Have you forgotten that Christ is in you? Activate Christ by doing things to improve ourselves and others.


Have you forgotten that Christ is in you? Activate Christ by doing things to improve ourselves and others.

In our online sharing this week, the youth discussed what is Advent really trying to teach us?  Is it really just that Jesus was born in a stable 2,000 years ago and we should be excited? Or is it something more relevant and immediate for today?

As we heard in the First Reading, Advent wakes us up to recognise Christ within each other and for us to stop hiding Christ from others:

The spirit of the Lord has been given to me, for the Lord has anointed me.  He has sent me to bring good news to the poor, to bind up hearts that are broken; to proclaim liberty to captives, freedom to those in prison; to proclaim a year of favour from the Lord.

The words “unknown to you” kept haunting my mind, as I reflected on the Gospel reading.  How often has Christ been speaking to me, or available for me to ask for help, and I don’t recognise Him?

Do we truly believe that God cares about my little life?  Perhaps we have fallen into a little pit of despair or accepting that my life is boring: as actor Jack Nicholson said: this is as good as it gets.  I can’t swear here, so let me just say that’s rubbish: God is the God of Surprises!

Each of you has so much to offer the world but, like a buried treasure, we often keep quiet.  They say the best security in a house is not a safe-box, but to hide your valuables in plain sight.  Well, there are many treasures of God walking around in plain sight today!!!

And one of them is you!  If you are bored, sad for an extended time, sleeping half the day away, often complaining, taking drugs or getting drunk all the time.  Then it’s time to realise that God has placed a treasure inside you.

Worse still, how often do I reject Christ in others because I’m too proud, or lacking in courage to try something new?  As we get smarter and more knowledgeable, it can be the reason why we develop a certain arrogance in our thinking: that we are smarter than others!

As Mark Twain once said about his Dad: ‘when I was 14 I thought my dad was so dumb!  But when I celebrated my 21st birthday, I was amazed how much he had learned in the last 7 years!

A friend of mine set her email signature to say: “Be the change you wish to see in the world.” (written by Mr Gandhi, India).  As human beings, we are often more comfortable pointing the finger at others for problems in the world, or for why I’m not happy myself.

The Gospel calls us to do two things: 1) be the “voice that cries in the wilderness;” and 2) to recognise that voice in others, so that “a straight way for the Lord” may be created.

The straight way for the Lord is not God wanting to parade in front of us to impress us but, rather, to empower us!  God’s joy comes when each of us, you and I, are fully alive (as St Irenaeus said 1,700 years ago!).

God created us to be great!  To be alive, to be a co-creator in the world.
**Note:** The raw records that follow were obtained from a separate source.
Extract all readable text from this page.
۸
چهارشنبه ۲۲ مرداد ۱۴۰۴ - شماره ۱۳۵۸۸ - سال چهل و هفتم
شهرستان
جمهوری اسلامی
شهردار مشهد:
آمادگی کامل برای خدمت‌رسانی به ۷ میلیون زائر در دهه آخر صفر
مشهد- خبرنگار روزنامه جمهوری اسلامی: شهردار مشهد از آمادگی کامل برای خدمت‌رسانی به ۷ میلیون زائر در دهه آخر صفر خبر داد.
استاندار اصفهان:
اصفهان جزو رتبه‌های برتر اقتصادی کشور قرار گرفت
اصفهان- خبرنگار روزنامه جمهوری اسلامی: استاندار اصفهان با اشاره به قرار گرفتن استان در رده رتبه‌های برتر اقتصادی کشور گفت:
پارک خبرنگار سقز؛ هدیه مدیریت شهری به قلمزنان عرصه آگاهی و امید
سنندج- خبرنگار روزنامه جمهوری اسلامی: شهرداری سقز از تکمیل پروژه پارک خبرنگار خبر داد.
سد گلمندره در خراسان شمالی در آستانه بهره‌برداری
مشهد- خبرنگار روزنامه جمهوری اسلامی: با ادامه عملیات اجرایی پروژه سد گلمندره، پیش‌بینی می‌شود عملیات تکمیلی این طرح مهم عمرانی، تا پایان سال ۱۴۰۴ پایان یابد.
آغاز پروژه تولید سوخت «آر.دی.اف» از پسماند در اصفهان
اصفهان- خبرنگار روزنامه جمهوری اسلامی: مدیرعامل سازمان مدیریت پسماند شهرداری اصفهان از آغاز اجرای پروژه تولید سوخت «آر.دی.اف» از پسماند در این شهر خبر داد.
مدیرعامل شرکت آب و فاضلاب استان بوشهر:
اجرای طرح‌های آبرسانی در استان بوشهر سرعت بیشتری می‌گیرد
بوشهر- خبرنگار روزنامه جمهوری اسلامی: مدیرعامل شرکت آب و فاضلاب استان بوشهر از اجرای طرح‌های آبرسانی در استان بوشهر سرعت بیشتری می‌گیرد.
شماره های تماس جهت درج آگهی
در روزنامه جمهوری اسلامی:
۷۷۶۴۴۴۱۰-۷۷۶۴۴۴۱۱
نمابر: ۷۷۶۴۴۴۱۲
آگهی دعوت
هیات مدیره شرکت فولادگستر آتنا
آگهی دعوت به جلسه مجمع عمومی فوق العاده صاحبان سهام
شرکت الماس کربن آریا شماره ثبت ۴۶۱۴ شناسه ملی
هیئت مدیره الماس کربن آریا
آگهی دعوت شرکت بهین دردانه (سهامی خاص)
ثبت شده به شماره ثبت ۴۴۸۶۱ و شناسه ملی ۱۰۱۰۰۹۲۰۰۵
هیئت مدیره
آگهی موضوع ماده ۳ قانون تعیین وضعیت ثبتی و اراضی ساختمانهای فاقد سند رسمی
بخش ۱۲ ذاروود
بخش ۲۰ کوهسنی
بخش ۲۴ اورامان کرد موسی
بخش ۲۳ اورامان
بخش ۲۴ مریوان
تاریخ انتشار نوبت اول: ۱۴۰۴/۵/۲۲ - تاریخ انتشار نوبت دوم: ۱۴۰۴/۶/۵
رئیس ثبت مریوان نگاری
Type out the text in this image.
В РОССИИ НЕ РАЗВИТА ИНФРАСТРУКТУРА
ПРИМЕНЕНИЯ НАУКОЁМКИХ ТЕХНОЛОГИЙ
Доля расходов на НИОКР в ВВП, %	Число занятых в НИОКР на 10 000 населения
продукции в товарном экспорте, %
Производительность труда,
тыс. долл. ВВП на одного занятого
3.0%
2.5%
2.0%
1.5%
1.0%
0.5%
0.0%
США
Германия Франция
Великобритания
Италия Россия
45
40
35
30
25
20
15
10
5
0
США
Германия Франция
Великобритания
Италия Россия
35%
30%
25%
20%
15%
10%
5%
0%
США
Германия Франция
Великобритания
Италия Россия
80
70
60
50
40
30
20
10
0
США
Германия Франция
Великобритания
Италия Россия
But how many of us are the walking dead, crying out “poor me”?

When we think about John’s words “unknown to you”, does it challenge us to let Christ be born by opening our eyes to the opportunities around us?  Does it challenge us to think about the people we didn’t want to listen to in the last 12 months, who may have been Christ challenging us, or pushing us to a deeper understanding of something?

Our youth Andrew shared an experience this week: he asked a roadside hardware shop owner to how to build a large chicken coup.  Now, Andrew has already invested many hours designing and costing the project (construction and operation), for the good of our Oblate youth group.

But, instead of assuming that his design is the best, he asked the man to explain how he should do it.  The first step to being born: give the voice a chance to cry in the wilderness (=humility).  So the man explained, and Andrew learned some new ideas.

The man then went a step further and took Andrew to his supply yard some distance away and showed the materials available that Andrew had not thought of.  This is the second step to being born: give the voice a chance to Make a straight way for the Lord.  Andrew thinks he will now save about 35% of the construction costs he had calculated.

The official theme of JOY for the third week of Advent challenges us to be active for the good of others so that JOY make gently wake us up to know how much God loves us.

In spite of criticism John the Baptist never lost hope: probably sad for a while, but not for long!  When we live to promote others, life will have meaning and lots of joy.